Die EU ist ein großer Verbraucher und Händler von Rohstoffen und Produkten, die in erheblichem Maße zur Entwaldung beitragen. Mit den neuen Vorschriften soll sichergestellt werden, dass der europäische Verbrauch und Handel  mit diesen Rohstoffen und Produkten nicht zur Entwaldung und zur weiteren Verschlechterung der Waldökosysteme beiträgt. Gleichzeitig zielen die neuen Vorschriften darauf ab, Doppelverpflichtungen zu vermeiden und den Verwaltungsaufwand für Unternehmen und Behörden zu verringern.

 

Verbindliche Sorgfaltspflichten

Die Verordnung legt verbindliche Sorgfaltspflichten für alle Wirtschaftsbeteiligten (Produzenten, Hersteller und Verarbeiter) und Händler fest, die folgende Waren und daraus hergestellte Produkte  auf den EU-Markt bringen, dort bereitstellen oder ausführen: Palmöl, Rinder, Holz, Kaffee, Kakao, Kautschuk und Soja. Die Verpflichtungen gelten auch für eine Reihe von Folgeprodukten. Darunter fallen z.B. auch Produkte aus Zellstoff und Papier.

Unternehmen, die die entsprechenden Waren und Produkte auf den Markt bringen, müssen Sorgfaltspflichtregelungen einführen und umsetzen, um zu verhindern, dass Produkte, die mit Abholzung in Verbindung stehen, auf den EU-Markt gelangen.

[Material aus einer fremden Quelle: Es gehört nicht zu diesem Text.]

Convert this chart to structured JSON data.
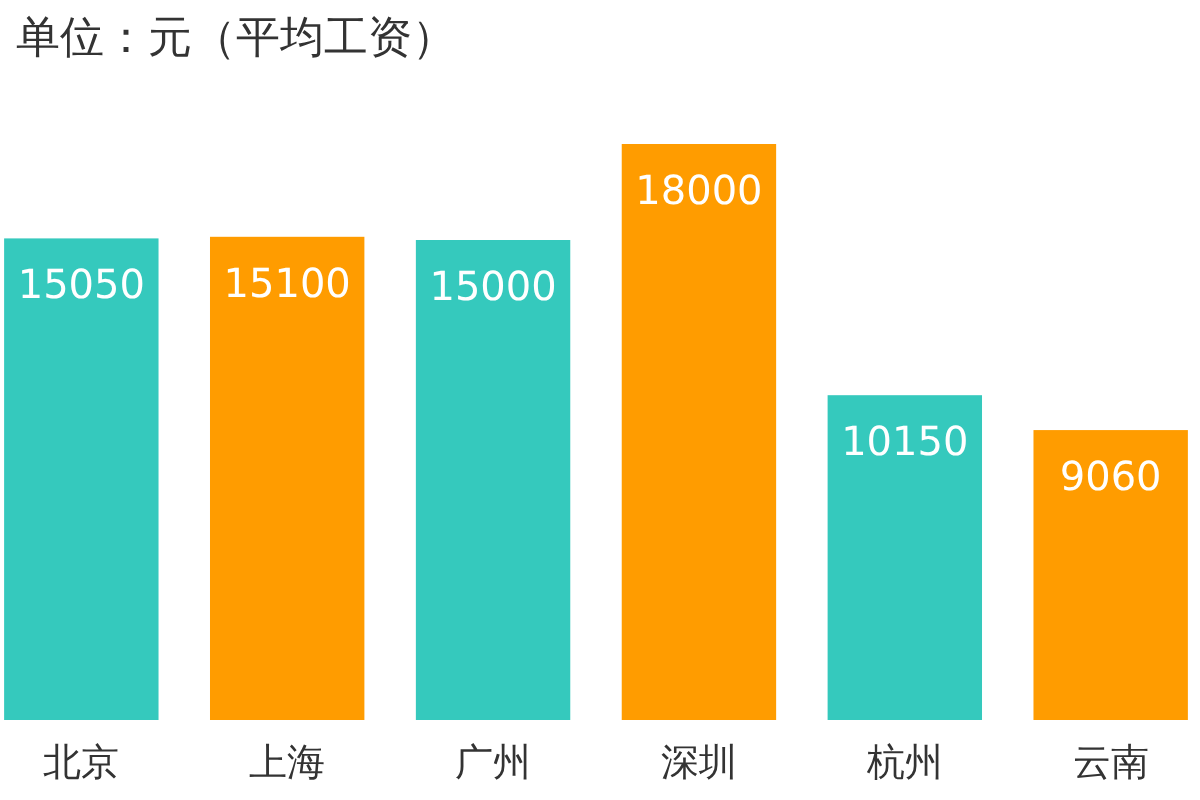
{
  "chart_data": {
    "type": "bar",
    "title": "单位：元（平均工资）",
    "categories": [
      "北京",
      "上海",
      "广州",
      "深圳",
      "杭州",
      "云南"
    ],
    "values": [
      15050,
      15100,
      15000,
      18000,
      10150,
      9060
    ],
    "colors": [
      "#35c9bd",
      "#ff9c00",
      "#35c9bd",
      "#ff9c00",
      "#35c9bd",
      "#ff9c00"
    ],
    "data_labels": true
  }
}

Dazu gehört, dass die Marktteilnehmer verpflichtet werden, die Rohstoffe der von ihnen verkauften Waren bis zu der Parzelle zurückzuverfolgen, auf der sie produziert wurden.

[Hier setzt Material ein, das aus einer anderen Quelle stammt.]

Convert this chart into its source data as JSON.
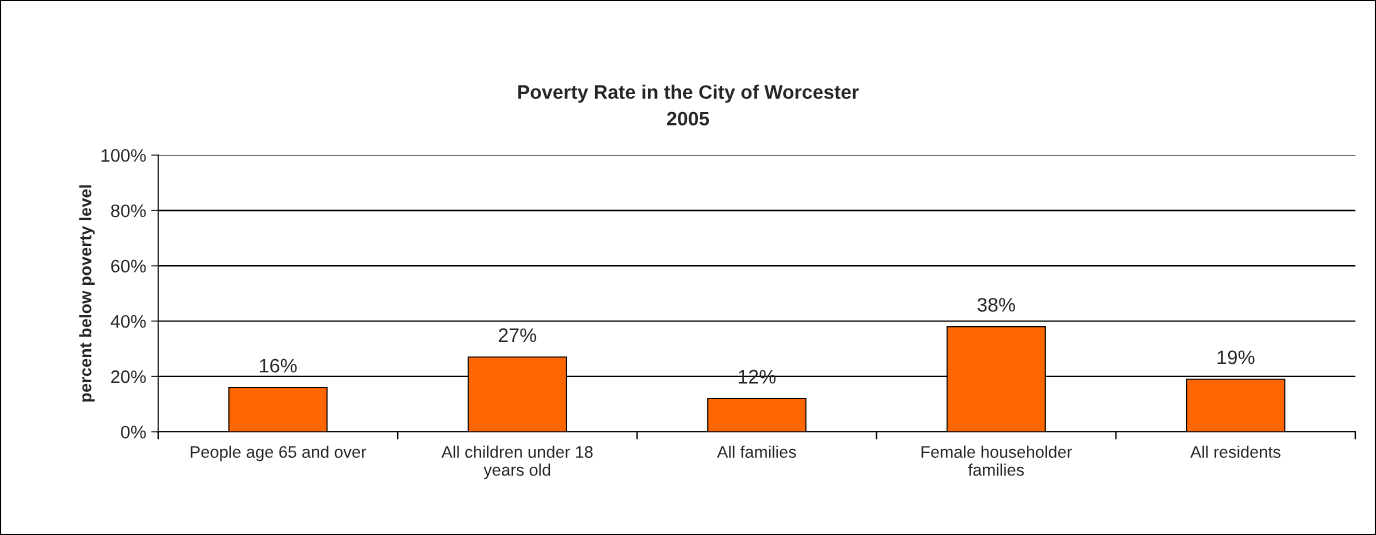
{
  "chart_data": {
    "type": "bar",
    "title": "Poverty Rate in the City of Worcester",
    "subtitle": "2005",
    "ylabel": "percent below poverty level",
    "categories": [
      "People age 65 and over",
      "All children under 18 years old",
      "All families",
      "Female householder families",
      "All residents"
    ],
    "values": [
      16,
      27,
      12,
      38,
      19
    ],
    "value_labels": [
      "16%",
      "27%",
      "12%",
      "38%",
      "19%"
    ],
    "color": "#ff6600",
    "ylim": [
      0,
      100
    ],
    "yticks": [
      {
        "value": 0,
        "label": "0%"
      },
      {
        "value": 20,
        "label": "20%"
      },
      {
        "value": 40,
        "label": "40%"
      },
      {
        "value": 60,
        "label": "60%"
      },
      {
        "value": 80,
        "label": "80%"
      },
      {
        "value": 100,
        "label": "100%"
      }
    ],
    "grid": "y",
    "legend": false
  }
}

Die Unternehmen müssen in einem europäischen Informationssystem eine Erklärung abgeben, in der sie bestätigen, dass sie ihre Sorgfaltspflicht erfolgreich erfüllt haben und dass die von ihnen auf den Markt gebrachten Produkte den EU-Vorschriften entsprechen.  Diese Erklärung muss auch wesentliche Informationen für die Überwachung bereitstellen wie beispielsweise die geografischen Koordinaten des Betriebs oder der Plantage, auf der die Rohstoffe angebaut wurden.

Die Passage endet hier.